In order to derive the conservation of four-momentum of a field, $P^\mu$, it is assumed that the total change in the field, defined as $$\delta\phi_a(x)\equiv {\phi^{\prime}}_a(x^{\prime})-\phi_a(x)$$ is zero for any field, under a spacetime translation $x^\mu\to x^{\prime\mu}=x^\mu+\varepsilon^\mu.$ Here, $\varepsilon^\mu$ is an arbitrary constant 4-vector.
Why should the fields not change under translation (but may change under Lorentz transformations)?
A tensor field on $\mathbb{R}^n$ changes under a diffeomorphism $f : \mathbb{R}^n\to\mathbb{R}^n$ by the Jacobian of $f$ (pullback by diffeomorphism), e.g. a vector field has $A(x)\mapsto Df\cdot A(f(x))$, where $Df$ is the Jacobian matrix. The Jacobian of a translation $x\mapsto x+a$ is the identity matrix, while the Jacobian of a Lorentz transformation $x\mapsto \Lambda x$ is $\Lambda$.
In more common physics notation, this is just the claim that a vector field obeys $$ V^{\mu} = \frac{\partial y^\mu}{\partial x^\nu}V^\nu $$ for a coordinate transformation $x\mapsto y(x)$, which is more or less the definition of a vector field.

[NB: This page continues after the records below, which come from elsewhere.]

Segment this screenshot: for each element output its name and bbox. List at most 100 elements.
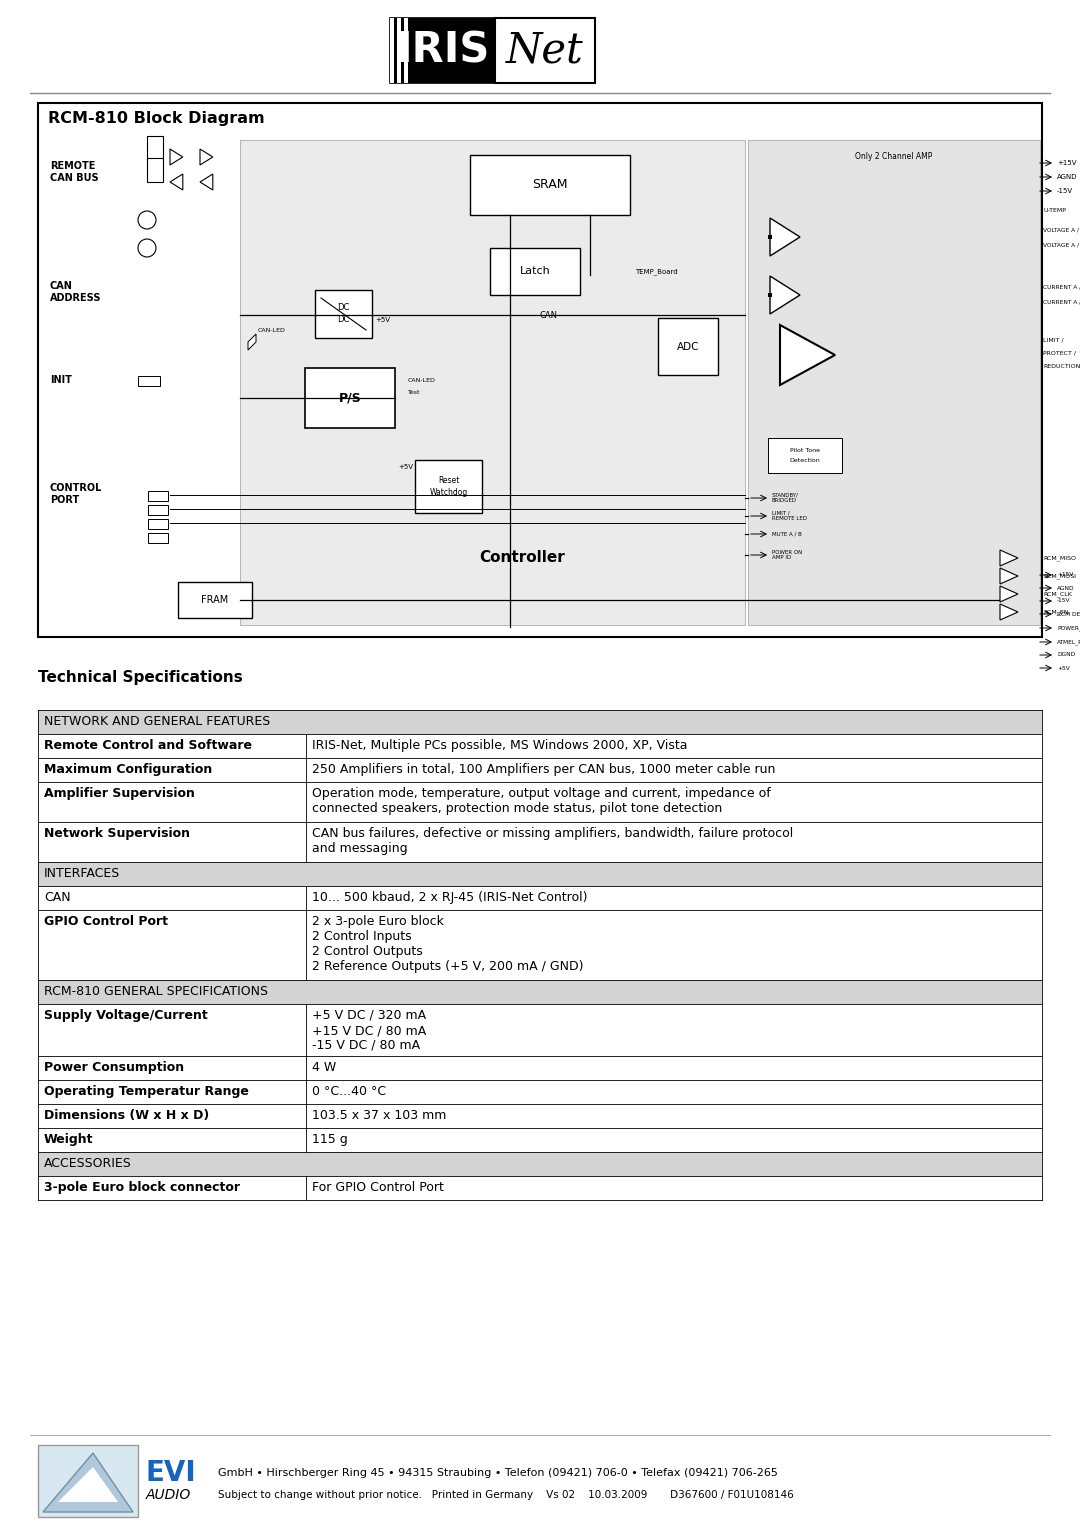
Text: RCM DETECT: RCM DETECT xyxy=(1057,611,1080,617)
Text: INTERFACES: INTERFACES xyxy=(44,867,120,880)
Text: 2 x 3-pole Euro block
2 Control Inputs
2 Control Outputs
2 Reference Outputs (+5: 2 x 3-pole Euro block 2 Control Inputs 2… xyxy=(312,915,583,973)
Text: AGND: AGND xyxy=(1057,585,1075,591)
Text: Pilot Tone: Pilot Tone xyxy=(789,447,820,454)
Text: CAN-LED: CAN-LED xyxy=(408,377,436,382)
Text: CAN: CAN xyxy=(540,310,558,319)
Text: P/S: P/S xyxy=(339,391,362,405)
Text: CAN-LED: CAN-LED xyxy=(258,327,286,333)
Text: Reset: Reset xyxy=(437,476,459,486)
Text: -15V: -15V xyxy=(1057,599,1070,603)
Text: PROTECT /: PROTECT / xyxy=(1043,351,1076,356)
Bar xyxy=(38,910,1042,980)
Text: Weight: Weight xyxy=(44,1133,94,1145)
Text: For GPIO Control Port: For GPIO Control Port xyxy=(312,1180,444,1194)
Polygon shape xyxy=(170,150,183,165)
Bar xyxy=(38,757,1042,782)
Text: REDUCTION: REDUCTION xyxy=(1043,363,1080,368)
Bar xyxy=(38,734,1042,757)
Text: +5 V DC / 320 mA
+15 V DC / 80 mA
-15 V DC / 80 mA: +5 V DC / 320 mA +15 V DC / 80 mA -15 V … xyxy=(312,1009,427,1052)
Text: Remote Control and Software: Remote Control and Software xyxy=(44,739,252,751)
Text: CAN bus failures, defective or missing amplifiers, bandwidth, failure protocol
a: CAN bus failures, defective or missing a… xyxy=(312,828,793,855)
Bar xyxy=(38,710,1042,734)
Text: AGND: AGND xyxy=(1057,174,1078,180)
Bar xyxy=(38,1128,1042,1151)
Text: U-TEMP: U-TEMP xyxy=(1043,208,1066,212)
Bar xyxy=(748,140,1040,625)
Text: +15V: +15V xyxy=(1057,160,1077,166)
Text: RCM_CLK: RCM_CLK xyxy=(1043,591,1071,597)
Text: Amplifier Supervision: Amplifier Supervision xyxy=(44,786,194,800)
Text: GPIO Control Port: GPIO Control Port xyxy=(44,915,168,928)
Text: VOLTAGE A / B: VOLTAGE A / B xyxy=(1043,228,1080,232)
Bar xyxy=(390,18,394,82)
Text: Operation mode, temperature, output voltage and current, impedance of
connected : Operation mode, temperature, output volt… xyxy=(312,786,771,815)
Bar xyxy=(38,886,1042,910)
Text: VOLTAGE A / B: VOLTAGE A / B xyxy=(1043,243,1080,247)
Bar xyxy=(138,376,160,386)
Text: AUDIO: AUDIO xyxy=(146,1487,191,1503)
Bar xyxy=(148,533,168,544)
Text: LIMIT /
REMOTE LED: LIMIT / REMOTE LED xyxy=(772,510,807,521)
Bar xyxy=(178,582,252,618)
Polygon shape xyxy=(58,1467,118,1503)
Text: RCM_MISO: RCM_MISO xyxy=(1043,556,1076,560)
Text: RCM_EN: RCM_EN xyxy=(1043,609,1068,615)
Bar xyxy=(404,18,408,82)
Text: +5V: +5V xyxy=(399,464,413,470)
Bar xyxy=(415,460,482,513)
Polygon shape xyxy=(770,218,800,257)
Text: CONTROL
PORT: CONTROL PORT xyxy=(50,483,103,505)
Bar xyxy=(148,505,168,515)
Text: Technical Specifications: Technical Specifications xyxy=(38,670,243,686)
Text: FRAM: FRAM xyxy=(201,596,229,605)
Text: Controller: Controller xyxy=(480,550,565,565)
Polygon shape xyxy=(780,325,835,385)
Bar xyxy=(38,1057,1042,1080)
Text: 3-pole Euro block connector: 3-pole Euro block connector xyxy=(44,1180,240,1194)
Text: REMOTE
CAN BUS: REMOTE CAN BUS xyxy=(50,160,98,183)
Text: DGND: DGND xyxy=(1057,652,1075,658)
Text: 0 °C...40 °C: 0 °C...40 °C xyxy=(312,1086,387,1098)
Bar xyxy=(38,1003,1042,1057)
Bar xyxy=(240,140,745,625)
Bar xyxy=(490,247,580,295)
Bar xyxy=(38,1176,1042,1200)
Bar xyxy=(148,492,168,501)
Bar xyxy=(38,1104,1042,1128)
Text: Test: Test xyxy=(408,391,420,395)
Bar xyxy=(38,102,1042,637)
Text: Watchdog: Watchdog xyxy=(430,489,468,496)
Text: Power Consumption: Power Consumption xyxy=(44,1061,184,1073)
Bar xyxy=(38,980,1042,1003)
Polygon shape xyxy=(248,334,256,350)
Text: GmbH • Hirschberger Ring 45 • 94315 Straubing • Telefon (09421) 706-0 • Telefax : GmbH • Hirschberger Ring 45 • 94315 Stra… xyxy=(218,1467,778,1478)
Text: IRIS-Net, Multiple PCs possible, MS Windows 2000, XP, Vista: IRIS-Net, Multiple PCs possible, MS Wind… xyxy=(312,739,688,751)
Polygon shape xyxy=(1000,605,1018,620)
Polygon shape xyxy=(170,174,183,189)
Text: Operating Temperatur Range: Operating Temperatur Range xyxy=(44,1086,248,1098)
Text: DC: DC xyxy=(337,302,350,312)
Text: +5V: +5V xyxy=(1057,666,1070,670)
Text: 103.5 x 37 x 103 mm: 103.5 x 37 x 103 mm xyxy=(312,1109,446,1122)
Text: RCM-810 Block Diagram: RCM-810 Block Diagram xyxy=(48,111,265,127)
Bar xyxy=(768,438,842,473)
Polygon shape xyxy=(43,1454,133,1512)
Bar xyxy=(390,18,495,82)
Text: Dimensions (W x H x D): Dimensions (W x H x D) xyxy=(44,1109,210,1122)
Bar xyxy=(658,318,718,376)
Text: Only 2 Channel AMP: Only 2 Channel AMP xyxy=(855,153,933,160)
Text: 250 Amplifiers in total, 100 Amplifiers per CAN bus, 1000 meter cable run: 250 Amplifiers in total, 100 Amplifiers … xyxy=(312,764,775,776)
Text: -15V: -15V xyxy=(1057,188,1074,194)
Bar xyxy=(397,18,401,82)
Polygon shape xyxy=(200,150,213,165)
Text: EVI: EVI xyxy=(146,1458,197,1487)
Text: Latch: Latch xyxy=(519,267,551,276)
Bar xyxy=(768,293,772,296)
Text: LIMIT /: LIMIT / xyxy=(1043,337,1064,342)
Text: CURRENT A / B: CURRENT A / B xyxy=(1043,299,1080,304)
Text: Detection: Detection xyxy=(789,458,821,463)
Text: 4 W: 4 W xyxy=(312,1061,336,1073)
Text: RCM_MOSI: RCM_MOSI xyxy=(1043,573,1076,579)
Text: DC: DC xyxy=(337,315,350,324)
Polygon shape xyxy=(770,276,800,315)
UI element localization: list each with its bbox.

Relativity teaches us that the physics should be independent of our choice of coordinate system, so the (physical) fields don't actually change under (mathematical) coordinate transformations. What the transformations laws for tensor fields are really describing is not how the fields themselves change, but rather how the components of a field expressed in a particular basis change according to how you change the basis you're using to represent the field. In other words, the value of a field at a given point is going to be the same regardless of whether you call that point $x$ or $x'$, since your still talking about the same point.
I recently learned that the transformation matrices of fields under translations and Lorentz transformations form representations of the Poincaré group, whose properties can be obtained by studying the corresponding Lie algebra. Different irreducible representation results into different field, such as scalar, spinor, vector fields and so on.
An infinitesemal translation can be written as $$ \phi_i'(x')=[\exp(-\mbox i a^\mu P_\mu)]_{ij} \phi_j(x), $$ where $P_\mu$ is the generator for translation. In representation for scalar fields, $P_\mu=0$. So actually $\phi'(x')=\phi(x)$. But I don't know what it is for other fields.